Metamorfosis: En Vivo is the second live album of Guatemalan singer-songwriter Ricardo Arjona. The album was released by Warner Music Latina on 15 October 2013, and includes tracks recorded during Arjona's Metamorfosis World Tour (2012-2013).
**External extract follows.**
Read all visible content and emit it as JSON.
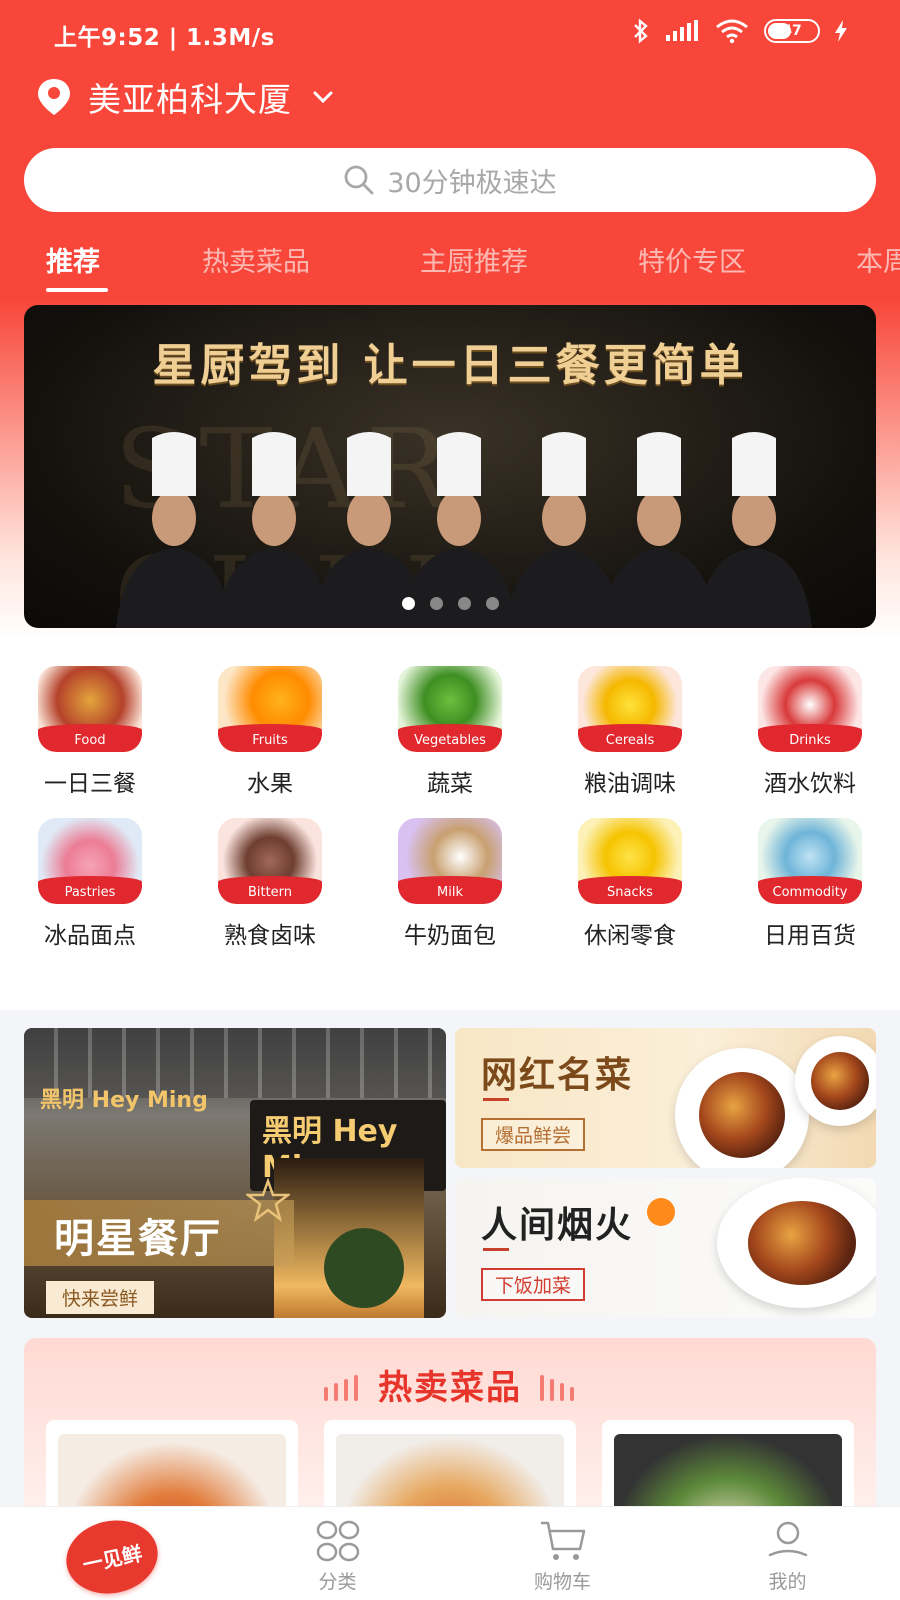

The album includes a CD with 14 live tracks and a DVD with videos of the same tracks and five bonus tracks.

== Track listing ==

Metamorfosis: En Vivo (CD)
| No. | Title | Writer(s) | Length |
|---|---|---|---|
| 1. | "Lo que está bien está mal" | Dan Warner | 4:40 |
| 2. | "Hay amores" |  | 4:20 |
| 3. | "Desnuda" |  | 3:44 |
| 4. | "Acompáñame a estar solo" |  | 6:04 |
| 5. | "Historia de taxi" |  | 9:17 |
| 6. | "Dime que no/Cuándo/Cómo duele" |  | 6:13 |
| 7. | "Señora de las cuatro décadas" |  | 5:03 |
| 8. | "Tarde (Sin daños a terceros)" |  | 5:23 |
| 9. | "Fuiste tú" (featuring Gaby Moreno) |  | 4:28 |
| 10. | "Te conozco" |  | 5:20 |
| 11. | "Si el norte fuera el sur" |  | 6:01 |
| 12. | "El problema" |  | 6:58 |
| 13. | "Minutos" |  | 5:13 |
| 14. | "Mujeres" |  | 6:46 |
| Total length: |  |  | 79:30 |

Metamorfosis: En Vivo (DVD)
| No. | Title | Writer(s) | Length |
|---|---|---|---|
| 1. | "Lo que está bien está mal" | Dan Warner |  |
| 2. | "Animal nocturno" |  |  |
| 3. | "Hay amores" |  |  |
| 4. | "Desnuda" |  |  |
| 5. | "Acompáñame a estar solo" |  |  |
| 6. | "El amor" |  |  |
| 7. | "Mi novia se me está poniendo vieja" |  |  |
| 8. | "Historia de taxi" |  |  |
| 9. | "Dime que no/Cuándo/Cómo duele" |  |  |
| 10. | "Señora de las cuatro décadas" |  |  |
| 11. | "Reconciliación" |  |  |
| 12. | "Tarde (Sin daños a terceros)" |  |  |
| 13. | "Fuiste tú" (featuring Gaby Moreno) |  |  |
| 14. | "Te conozco" |  |  |
| 15. | "Te quiero" |  |  |
| 16. | "Si el norte fuera el sur" |  |  |
| 17. | "El problema" |  |  |
| 18. | "Minutos" |  |  |
| 19. | "Mujeres" |  |  |
| 20. | "[Bonus material]" |  |  |
| 21. | "Galería de fotos" |  |  |

== Chart performance ==

| Chart (2013) | Peak position |
|---|---|
| US Billboard 200 | 171 |
| US Top Latin Albums (Billboard) | 3 |
| US Latin Pop Albums (Billboard) | 1 |

== Certifications ==

| Region | Certification | Certified units/sales |
| Mexico (AMPROFON) | Platinum | 60,000^{^} |
^{^} Shipments figures based on certification alone.